Sample complexity is the study of how many training examples a learning algorithm requires to achieve a given level of generalization accuracy with a given probability. It is a branch of Formal Learning Theory that asks, before asking whether something can be learned (computability), whether something can be learned efficiently from finite data.

The foundational result is the VC dimension theorem: for a binary classifier, the number of examples required to learn a concept from a concept class is proportional to the Vapnik-Chervonenkis dimension of that class — a measure of the class's expressive capacity. Classes with infinite VC dimension (such as arbitrary real-valued thresholds) cannot be PAC-learned from finite data, regardless of the learning algorithm. This establishes a hard limit that neither computational power nor algorithmic sophistication can overcome: if a hypothesis class is too expressive relative to the available data, generalization is impossible in principle.

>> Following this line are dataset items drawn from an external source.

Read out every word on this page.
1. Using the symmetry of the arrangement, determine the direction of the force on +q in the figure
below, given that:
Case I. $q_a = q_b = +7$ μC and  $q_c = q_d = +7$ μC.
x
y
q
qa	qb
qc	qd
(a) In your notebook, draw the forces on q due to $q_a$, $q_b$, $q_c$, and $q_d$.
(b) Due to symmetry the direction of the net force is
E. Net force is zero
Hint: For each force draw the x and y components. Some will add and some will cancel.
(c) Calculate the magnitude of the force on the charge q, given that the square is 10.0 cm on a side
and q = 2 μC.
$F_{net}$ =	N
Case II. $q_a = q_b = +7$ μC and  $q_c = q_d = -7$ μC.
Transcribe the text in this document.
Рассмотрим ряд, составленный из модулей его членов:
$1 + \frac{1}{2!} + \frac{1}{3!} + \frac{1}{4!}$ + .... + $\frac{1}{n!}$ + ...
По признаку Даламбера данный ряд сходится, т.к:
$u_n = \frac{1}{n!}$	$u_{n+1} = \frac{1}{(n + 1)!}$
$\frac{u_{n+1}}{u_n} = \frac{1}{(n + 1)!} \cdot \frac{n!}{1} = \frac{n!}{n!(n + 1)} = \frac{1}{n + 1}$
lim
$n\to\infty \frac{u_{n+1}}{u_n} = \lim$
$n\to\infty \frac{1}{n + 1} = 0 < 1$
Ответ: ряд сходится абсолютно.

What sample complexity makes vivid is that expressivity and learnability are in fundamental tension. A model that can fit any data can guarantee nothing about new data. This is why the question 'can this architecture represent the target function?' is the wrong question for evaluating a learning system — the right question is 'how much data does this architecture require to generalize to the target function?' Every debate about Cognitive Architecture that ignores sample complexity is a debate conducted in the wrong currency. Systematic Generalization failures in neural networks are not surprising from a sample complexity perspective; they are predicted.